Pelletisation of iron ore fines that transform fine iron ore concentrate into pellets suitable to feed blast furnace plants to produce steel has been confronting many challenges.

“Requirement of heavy investment to set up a palletisation plant, change in Government policies not conducive for beneficiation and agglomeration of iron ore fines, lower off-take of pallets from the mega steel plants, scarcity of quality ore and pellets made out of low-grade ores, high input, capital and logistics costs has made the existence of industries in the sector unviable,” said ND Rao, MD, Brahmani River Pellets Ltd (BRPL).

Sponge iron plants, an important segment of the Indian steel industry, are also passing through what is perhaps the worst crisis in the sector.
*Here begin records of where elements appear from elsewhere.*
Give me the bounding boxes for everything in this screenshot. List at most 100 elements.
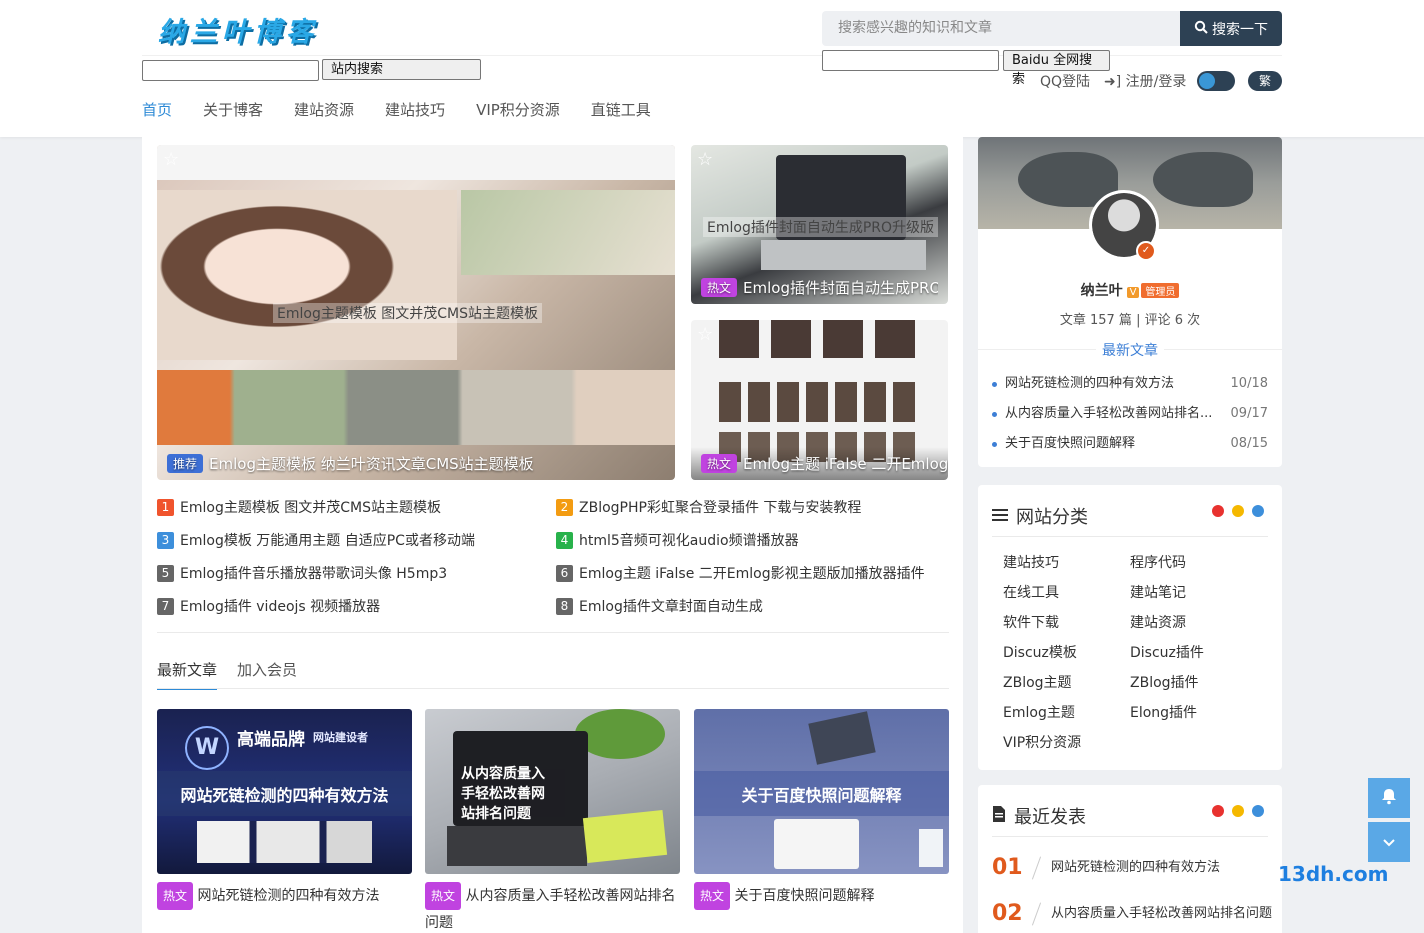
- hot-tag: 热文: [425, 882, 462, 910]
- qq-login-link[interactable]: QQ登陆: [1040, 71, 1090, 91]
- featured-watermark: Emlog主题模板 图文并茂CMS站主题模板: [273, 303, 543, 323]
- category-link[interactable]: 程序代码: [1130, 553, 1257, 573]
- search-bar: 搜索感兴趣的知识和文章 搜索一下: [822, 11, 1282, 46]
- ranked-list-item[interactable]: 8 Emlog插件文章封面自动生成: [556, 596, 763, 616]
- recent-header: 最近发表: [992, 803, 1086, 829]
- featured-title[interactable]: Emlog插件封面自动生成PRO...: [743, 277, 938, 298]
- category-link[interactable]: ZBlog主题: [1003, 673, 1130, 693]
- nav-item-home[interactable]: 首页: [142, 99, 172, 120]
- nav-item-tips[interactable]: 建站技巧: [385, 99, 445, 120]
- list-item-date: 09/17: [1230, 406, 1268, 421]
- latest-articles-link[interactable]: 最新文章: [978, 340, 1282, 360]
- featured-title[interactable]: Emlog主题模板 纳兰叶资讯文章CMS站主题模板: [209, 453, 534, 474]
- category-link[interactable]: 软件下载: [1003, 613, 1130, 633]
- recent-item-title: 网站死链检测的四种有效方法: [1051, 859, 1221, 875]
- brand-subline: 网站建设者: [313, 731, 368, 744]
- category-link[interactable]: Discuz插件: [1130, 643, 1257, 663]
- post-title[interactable]: 关于百度快照问题解释: [734, 888, 874, 904]
- v-badge: V: [1126, 287, 1140, 298]
- category-link[interactable]: 建站技巧: [1003, 553, 1130, 573]
- featured-caption: 热文 Emlog主题 iFalse 二开Emlog...: [691, 447, 948, 480]
- ranked-list-item[interactable]: 1 Emlog主题模板 图文并茂CMS站主题模板: [157, 497, 441, 517]
- bullet-icon: [992, 412, 997, 417]
- category-card: 网站分类 建站技巧 程序代码 在线工具 建站笔记 软件下载 建站资源 Discu…: [978, 485, 1282, 770]
- ranked-title: Emlog插件音乐播放器带歌词头像 H5mp3: [180, 566, 448, 582]
- ranked-list-item[interactable]: 7 Emlog插件 videojs 视频播放器: [157, 596, 380, 616]
- search-button[interactable]: 搜索一下: [1180, 11, 1282, 46]
- post-card[interactable]: W 高端品牌 网站建设者 网站死链检测的四种有效方法 热文 网站死链检测的四种有…: [157, 709, 412, 910]
- profile-stats: 文章 157 篇 | 评论 6 次: [1059, 313, 1201, 328]
- list-item[interactable]: 网站死链检测的四种有效方法 10/18: [992, 374, 1268, 404]
- bell-icon: [1380, 787, 1398, 810]
- star-icon[interactable]: ☆: [697, 149, 713, 170]
- nav-item-resources[interactable]: 建站资源: [294, 99, 354, 120]
- post-caption: 热文 关于百度快照问题解释: [694, 882, 949, 910]
- list-item-title: 关于百度快照问题解释: [1005, 436, 1136, 451]
- site-logo[interactable]: 纳兰叶博客: [158, 10, 318, 49]
- cover-image: [1153, 152, 1253, 207]
- tablet-decoration: [774, 819, 859, 869]
- rank-number: 2: [556, 498, 573, 516]
- recent-item[interactable]: 02 从内容质量入手轻松改善网站排名问题: [992, 901, 1277, 926]
- category-link[interactable]: Emlog主题: [1003, 703, 1130, 723]
- star-icon[interactable]: ☆: [697, 324, 713, 345]
- post-title[interactable]: 网站死链检测的四种有效方法: [197, 888, 379, 904]
- notebook-decoration: [582, 809, 668, 864]
- baidu-search-input[interactable]: [822, 50, 999, 71]
- ranked-list-item[interactable]: 6 Emlog主题 iFalse 二开Emlog影视主题版加播放器插件: [556, 563, 925, 583]
- rank-number: 1: [157, 498, 174, 516]
- search-icon: [1194, 20, 1208, 38]
- decor-dots: [1212, 805, 1264, 817]
- dark-mode-toggle[interactable]: [1197, 71, 1235, 91]
- site-search-input[interactable]: [142, 60, 319, 81]
- laptop-keyboard: [447, 826, 587, 866]
- category-link[interactable]: ZBlog插件: [1130, 673, 1257, 693]
- list-item[interactable]: 关于百度快照问题解释 08/15: [992, 434, 1268, 464]
- rank-number: 8: [556, 597, 573, 615]
- post-overlay-title: 网站死链检测的四种有效方法: [157, 771, 412, 816]
- register-login-label: 注册/登录: [1125, 74, 1187, 90]
- nav-item-about[interactable]: 关于博客: [203, 99, 263, 120]
- post-card[interactable]: 从内容质量入手轻松改善网站排名问题 热文 从内容质量入手轻松改善网站排名问题: [425, 709, 680, 933]
- ranked-list-item[interactable]: 5 Emlog插件音乐播放器带歌词头像 H5mp3: [157, 563, 447, 583]
- register-login-link[interactable]: ➜] 注册/登录: [1104, 71, 1186, 91]
- dot-blue: [1252, 805, 1264, 817]
- category-link[interactable]: 建站笔记: [1130, 583, 1257, 603]
- category-link[interactable]: VIP积分资源: [1003, 733, 1130, 753]
- rank-number: 4: [556, 531, 573, 549]
- ranked-list-item[interactable]: 4 html5音频可视化audio频谱播放器: [556, 530, 799, 550]
- tab-join-member[interactable]: 加入会员: [237, 659, 297, 690]
- category-link[interactable]: 在线工具: [1003, 583, 1130, 603]
- site-search-button[interactable]: 站内搜索: [322, 59, 481, 80]
- featured-photo: [461, 190, 675, 275]
- search-button-label: 搜索一下: [1212, 21, 1268, 38]
- traditional-chinese-button[interactable]: 繁: [1248, 71, 1282, 91]
- category-link[interactable]: Discuz模板: [1003, 643, 1130, 663]
- dot-blue: [1252, 505, 1264, 517]
- scroll-down-button[interactable]: [1368, 822, 1410, 862]
- baidu-search-button[interactable]: Baidu 全网搜索: [1003, 50, 1110, 87]
- featured-top-right[interactable]: ☆ Emlog插件封面自动生成PRO升级版 热文 Emlog插件封面自动生成PR…: [691, 145, 948, 304]
- search-input[interactable]: 搜索感兴趣的知识和文章: [822, 11, 1180, 46]
- notification-button[interactable]: [1368, 778, 1410, 818]
- bullet-icon: [992, 382, 997, 387]
- category-link[interactable]: 建站资源: [1130, 613, 1257, 633]
- ranked-list-item[interactable]: 2 ZBlogPHP彩虹聚合登录插件 下载与安装教程: [556, 497, 861, 517]
- featured-title[interactable]: Emlog主题 iFalse 二开Emlog...: [743, 453, 948, 474]
- profile-article-list: 网站死链检测的四种有效方法 10/18 从内容质量入手轻松改善网站排名... 0…: [992, 374, 1268, 464]
- nav-item-tools[interactable]: 直链工具: [591, 99, 651, 120]
- recent-item[interactable]: 01 网站死链检测的四种有效方法: [992, 855, 1277, 880]
- tab-latest-articles[interactable]: 最新文章: [157, 659, 218, 690]
- post-title[interactable]: 从内容质量入手轻松改善网站排名问题: [425, 888, 675, 931]
- featured-main[interactable]: ☆ Emlog主题模板 图文并茂CMS站主题模板 推荐 Emlog主题模板 纳兰…: [157, 145, 675, 480]
- ranked-title: Emlog插件 videojs 视频播放器: [180, 599, 381, 615]
- featured-bottom-right[interactable]: ☆ 热文 Emlog主题 iFalse 二开Emlog...: [691, 320, 948, 480]
- category-link[interactable]: Elong插件: [1130, 703, 1257, 723]
- star-icon[interactable]: ☆: [163, 149, 179, 170]
- recent-number: 01: [992, 855, 1023, 880]
- post-thumbnail: 关于百度快照问题解释: [694, 709, 949, 874]
- list-item[interactable]: 从内容质量入手轻松改善网站排名... 09/17: [992, 404, 1268, 434]
- post-card[interactable]: 关于百度快照问题解释 热文 关于百度快照问题解释: [694, 709, 949, 910]
- nav-item-vip[interactable]: VIP积分资源: [476, 99, 560, 120]
- ranked-list-item[interactable]: 3 Emlog模板 万能通用主题 自适应PC或者移动端: [157, 530, 475, 550]
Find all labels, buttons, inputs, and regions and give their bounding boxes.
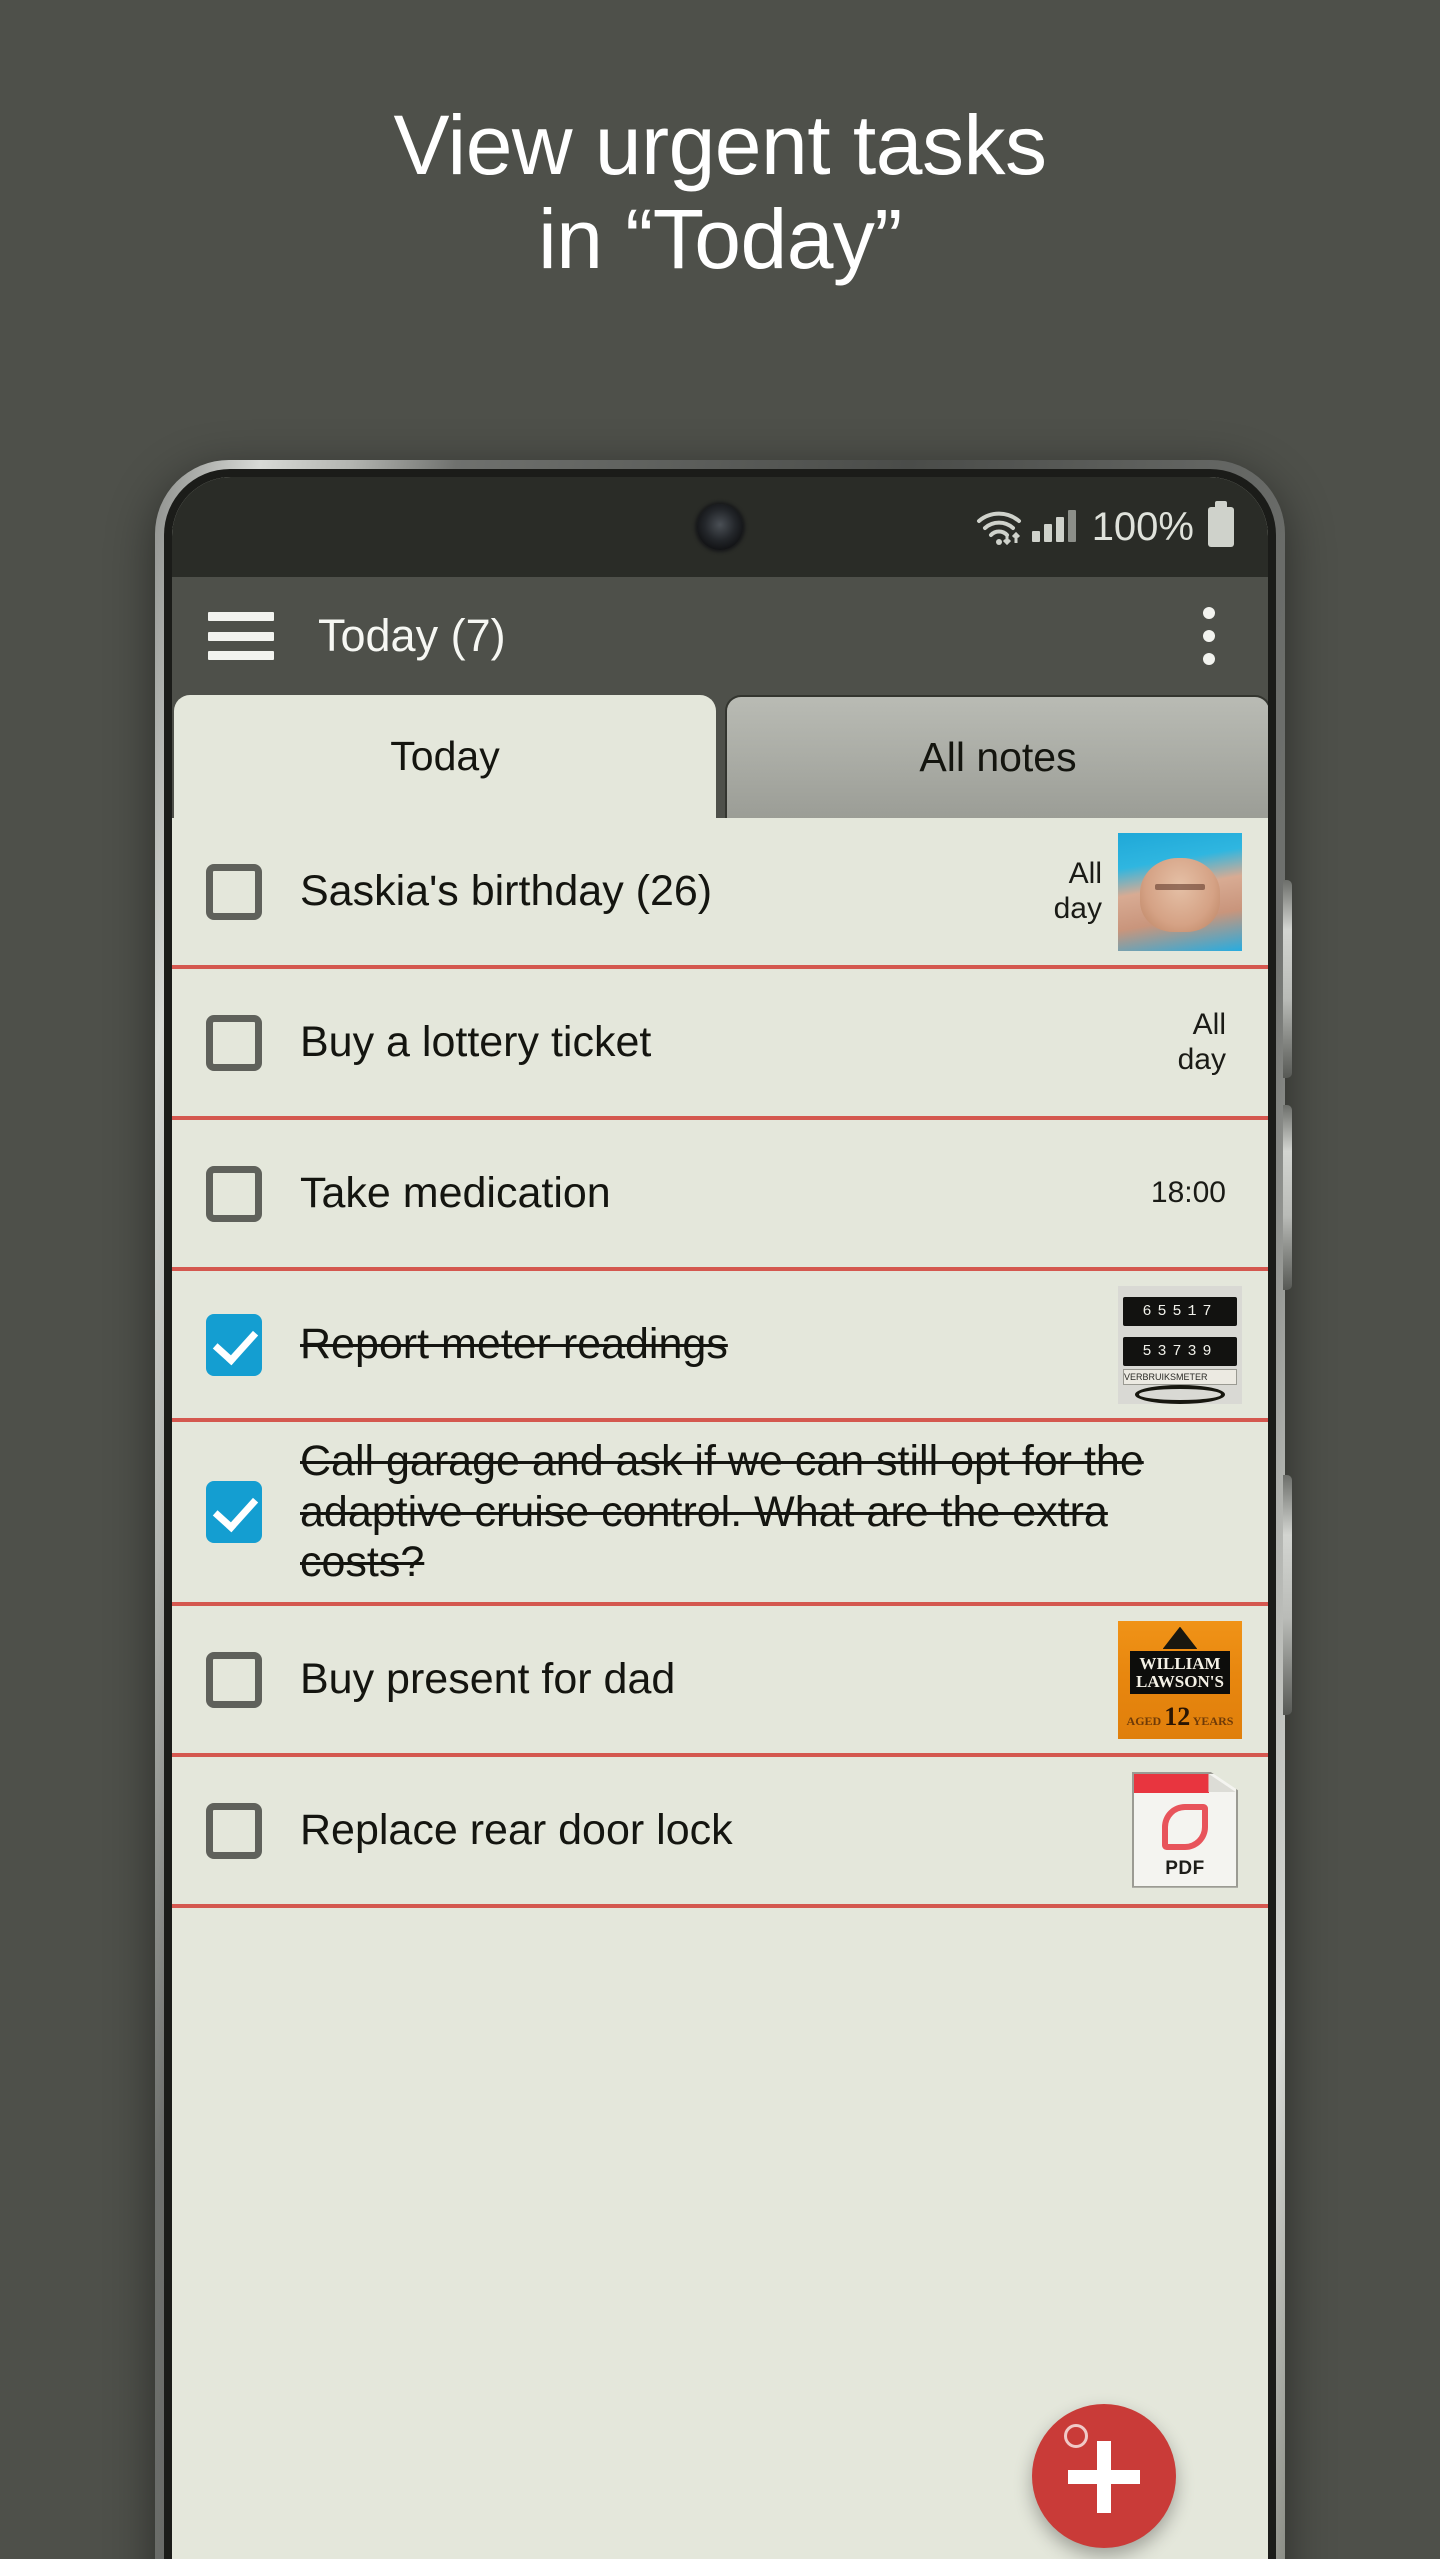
promo-headline: View urgent tasks in “Today” xyxy=(0,98,1440,286)
task-time: All day xyxy=(1177,1007,1226,1076)
add-plus-icon-vertical xyxy=(1097,2441,1111,2513)
tab-all-notes-label: All notes xyxy=(919,734,1077,780)
tab-today-label: Today xyxy=(390,733,500,779)
task-title: Buy present for dad xyxy=(300,1655,676,1704)
whisky-age-statement: AGED 12 YEARS xyxy=(1118,1702,1242,1732)
overflow-menu-icon[interactable] xyxy=(1184,607,1234,665)
meter-label: VERBRUIKSMETER xyxy=(1122,1369,1238,1385)
whisky-age-suffix: YEARS xyxy=(1192,1713,1234,1728)
wifi-icon xyxy=(976,508,1022,546)
task-checkbox[interactable] xyxy=(206,1802,262,1859)
task-time: All day xyxy=(1053,856,1102,925)
volume-up-button[interactable] xyxy=(1283,880,1292,1078)
status-bar: 100% xyxy=(172,477,1268,577)
task-checkbox[interactable] xyxy=(206,863,262,920)
task-title: Buy a lottery ticket xyxy=(300,1018,652,1067)
phone-bezel: 100% Today (7) Today All notes Saskia's … xyxy=(164,469,1276,2559)
volume-down-button[interactable] xyxy=(1283,1105,1292,1290)
whisky-age-prefix: AGED xyxy=(1126,1713,1162,1728)
meter-coil xyxy=(1135,1384,1225,1404)
app-bar: Today (7) xyxy=(172,577,1268,695)
pdf-red-bar xyxy=(1134,1773,1210,1794)
electricity-meter-photo-thumbnail[interactable]: 65517 53739 VERBRUIKSMETER xyxy=(1118,1285,1242,1404)
tab-bar: Today All notes xyxy=(172,695,1268,818)
task-title: Take medication xyxy=(300,1169,611,1218)
hamburger-menu-icon[interactable] xyxy=(208,612,274,660)
tab-today[interactable]: Today xyxy=(174,695,716,818)
task-row[interactable]: Report meter readings 65517 53739 VERBRU… xyxy=(172,1271,1268,1422)
task-title: Saskia's birthday (26) xyxy=(300,867,713,916)
portrait-photo-thumbnail[interactable] xyxy=(1118,832,1242,951)
power-button[interactable] xyxy=(1283,1475,1292,1715)
headline-line-1: View urgent tasks xyxy=(393,98,1047,192)
whisky-label-thumbnail[interactable]: WILLIAM LAWSON'S AGED 12 YEARS xyxy=(1118,1620,1242,1739)
front-camera-icon xyxy=(697,504,743,550)
pdf-label: PDF xyxy=(1165,1857,1205,1879)
task-checkbox[interactable] xyxy=(206,1481,262,1544)
meter-bottom-reading: 53739 xyxy=(1122,1337,1238,1366)
battery-full-icon xyxy=(1208,501,1234,547)
tab-all-notes[interactable]: All notes xyxy=(725,695,1268,818)
task-row[interactable]: Buy present for dad WILLIAM LAWSON'S AGE… xyxy=(172,1606,1268,1758)
page-title: Today (7) xyxy=(318,610,506,661)
headline-line-2: in “Today” xyxy=(538,192,902,287)
task-list: Saskia's birthday (26) All day Buy a lot… xyxy=(172,818,1268,2559)
whisky-brand-line-2: LAWSON'S xyxy=(1136,1671,1224,1691)
whisky-age-number: 12 xyxy=(1164,1701,1191,1731)
task-title: Call garage and ask if we can still opt … xyxy=(300,1437,1144,1587)
task-row[interactable]: Call garage and ask if we can still opt … xyxy=(172,1422,1268,1607)
task-time: 18:00 xyxy=(1150,1176,1226,1210)
task-checkbox[interactable] xyxy=(206,1313,262,1376)
cellular-signal-icon xyxy=(1031,510,1076,542)
pdf-acrobat-swirl-icon xyxy=(1162,1804,1208,1851)
pdf-file-icon: PDF xyxy=(1132,1771,1238,1888)
fab-ring-decoration xyxy=(1064,2424,1088,2448)
whisky-crest-icon xyxy=(1162,1626,1198,1649)
meter-top-reading: 65517 xyxy=(1122,1297,1238,1326)
promo-screenshot-page: View urgent tasks in “Today” 100% Today … xyxy=(0,0,1440,2559)
task-row[interactable]: Buy a lottery ticket All day xyxy=(172,969,1268,1120)
task-row[interactable]: Take medication 18:00 xyxy=(172,1120,1268,1271)
whisky-brand-line-1: WILLIAM xyxy=(1139,1653,1221,1673)
task-row[interactable]: Replace rear door lock PDF xyxy=(172,1757,1268,1909)
whisky-brand-box: WILLIAM LAWSON'S xyxy=(1130,1651,1230,1694)
add-task-fab[interactable] xyxy=(1032,2404,1176,2548)
phone-device-frame: 100% Today (7) Today All notes Saskia's … xyxy=(155,460,1292,2559)
task-checkbox[interactable] xyxy=(206,1165,262,1222)
phone-screen: 100% Today (7) Today All notes Saskia's … xyxy=(172,477,1268,2559)
task-title: Replace rear door lock xyxy=(300,1806,733,1855)
pdf-file-thumbnail[interactable]: PDF xyxy=(1132,1771,1242,1890)
task-row[interactable]: Saskia's birthday (26) All day xyxy=(172,818,1268,969)
task-checkbox[interactable] xyxy=(206,1651,262,1708)
task-checkbox[interactable] xyxy=(206,1014,262,1071)
task-title: Report meter readings xyxy=(300,1320,728,1369)
battery-percent-label: 100% xyxy=(1091,504,1194,549)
It is subject to challenges like threat from imports of the steel melting scraps, threats from Imports of DRI / HBI, and environmental pollution especially in case of coal-based sponge iron plants, which are highly energy intensive and leads to higher carbon load on climate, he said.

“Sponge iron industry which saw an uptrend fuelled by increasing demand of steel in the country, has almost stagnated since 2009 due to several reasons like de-acceleration in the steel demand, restricted availability of vital inputs like iron ore, non coking coal, natural gas and environmental related issues,”D P Deshpande, MD, Tata Sponge Iron Ltd, said.

“With steel demand set to reach a whooping 200 million tons per annum (MTPAs) by 2025, production of iron ore has to be in tandem to meet the requirement of the country,”Manikant Naik, Chief Resident Executive, Tata Steel Ltd said. “The mining mess in the country, particularly in Odisha has taken a toll on the iron ore production,” he added.

“For the last 3 years from 2010-11 to 2012-13, mining activities havealmost came to a standtstill, resulting in decrease in iron ore production,” Naik added.

Available data as per Indian Bureau of Mines (IBM) Mineral yearbooks show that while iron ore production in the country was 80.8 MT in 2000-01, it  increased to 219 MT in 2008-09, recording around 173% growth in output.

“Our iron ore resources are finite and we should try through all possible technological and R&D inputs to put more and more iron ore fines to use, leaving practically no wastes, even partly utilizing the slimes of washing plants, after due processing,” he further said.

“At the same time, there is a visible threat to the Indian steel industry as the export of iron ore has seen an uptick since 2000 and there should be some constraints on export of this vital commodity by the Government,” he added.

Speaking on the occasion Senior Vice President, JSPL G S Mittal said, “State-controlled miners like Odisha Mining Corporation [OMC] should ramp up production of iron ore, a key ingredient in the manufacture of steel.”

“But to achieve this, the process for regulatory clearances like Environmental Clearance [EC], Forest clearance and sanction of ML/PL to lessees should be made faster. An inter-ministerial committee should provide single window clearances for steel-based projects,” he said.

“Long-term mineral (Iron Ore) linkage to steel industries should be made, be it for 2 or 3 bulk buyers or 40-50 small and medium buyers,” MD OMC Saswat Mishra said.

The Government has to take a call on the pricing of iron ores to make it viable for larger steel manufacturing industries to source the RM from the mining companies in the state, he went on to add.